Der wunderbare Polizeihund | Russisches Märchen

Polizei-Hund

Dem Kaufmann Jeremias Babkin hat man einen Waschbärpelz gestohlen. Dieser unvorhergesehene Verlust kränkt ihn, das werden Sie begreifen.  „Der Pelz“, sagt er, „war ja zu schön, Genossen. Das quält mich. Ich will kein Geld sparen, um ihn zu finden, den Dieb. Ins Gesicht werde ich ihm spucken, dem Lump, dem Hundesohn.“

Und Jeremias Babkin ließ den Polizeihund kommen. Es erschien ein Mann mit Schirmmütze und Wickelgamaschen, und mit ihm erschien der Hund. Ein enorm großer Köter mit einer spitzen, unsympathisch wirkenden Schnauze. Der Mann lenkte sein Tierchen auf die Spur an der Tür, sagte: „Pss, pss“ und ging zur Seite. Der Hund schnupperte ein wenig in der Luft, schaute sich die Mieter an, die natürlich alle zur Stelle waren, und schoss sogleich auf Mütterchen Fjokla zu. Das Mütterchen zog sich entsetzt zurück. Der Hund hinter ihr drein. Da erkannte Mütterchen Fjokla, dass es vor diesem schrecklichen Hund kein Entfliehen mehr gab, und sie sank in die Knie vor dem Kriminalisten. „Es hat mich erwischt“, sagte sie, „das Wundertier. Ich will nicht lügen. Fünf Eimer Branntwein sind es und dazu der Apparat. Alles ist in der Rumpelkammer versteckt.“ Die Mieter rissen Augen und Ohren auf. „Vom Pelz“, antwortete sie, „weiß ich nichts. Nie in meinem Leben habe ich ihn gesehen. Aber alles andere ist wahr. Nein, ich streite nichts ab.“ Also führte man Mütterchen Fjokla in Gewahrsam.

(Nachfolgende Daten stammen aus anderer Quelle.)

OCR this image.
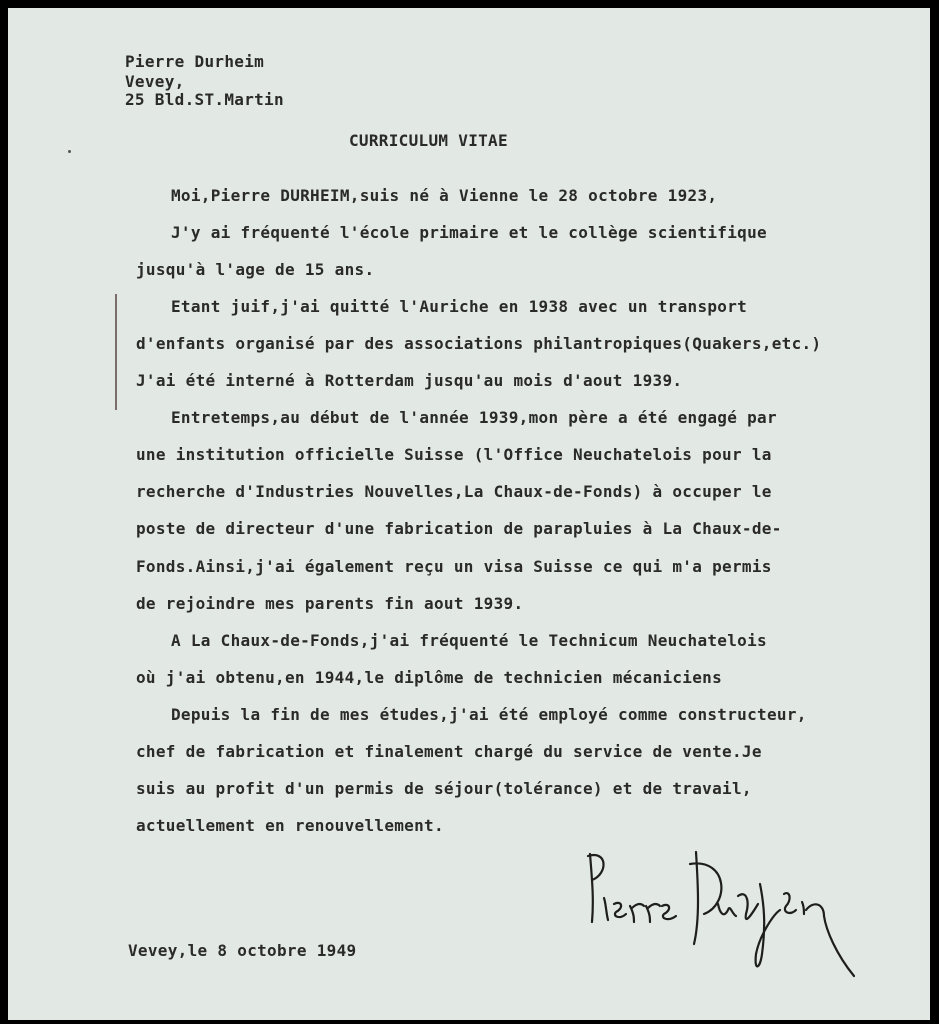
Pierre Durheim
Vevey,
25 Bld.ST.Martin
CURRICULUM VITAE
Moi,Pierre DURHEIM,suis né à Vienne le 28 octobre 1923,
J'y ai fréquenté l'école primaire et le collège scientifique
jusqu'à l'age de 15 ans.
Etant juif,j'ai quitté l'Auriche en 1938 avec un transport
d'enfants organisé par des associations philantropiques(Quakers,etc.)
J'ai été interné à Rotterdam jusqu'au mois d'aout 1939.
Entretemps,au début de l'année 1939,mon père a été engagé par
une institution officielle Suisse (l'Office Neuchatelois pour la
recherche d'Industries Nouvelles,La Chaux-de-Fonds) à occuper le
poste de directeur d'une fabrication de parapluies à La Chaux-de-
Fonds.Ainsi,j'ai également reçu un visa Suisse ce qui m'a permis
de rejoindre mes parents fin aout 1939.
A La Chaux-de-Fonds,j'ai fréquenté le Technicum Neuchatelois
où j'ai obtenu,en 1944,le diplôme de technicien mécaniciens
Depuis la fin de mes études,j'ai été employé comme constructeur,
chef de fabrication et finalement chargé du service de vente.Je
suis au profit d'un permis de séjour(tolérance) et de travail,
actuellement en renouvellement.
Vevey,le 8 octobre 1949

Der Kriminalist nahm wieder seinen Hund, stieß ihn mit der Schnauze auf die Spur, sagte: „Pss, pss“ und trat beiseite. Der Hund schaute mit einem kurzen Blick die Mieter an, schnupperte in die leere Luft und sprang plötzlich auf den Genossen Hausverwalter zu. Der wurde weiß wie Kreide. „Bindet mich, werte Genossen, ich habe von euch Wassergeld kassiert, es aber für mich selbst verbraucht.“ Hund und Pelz waren vergessen, mit wütendem Geschrei fielen alle über den Hausverwalter her.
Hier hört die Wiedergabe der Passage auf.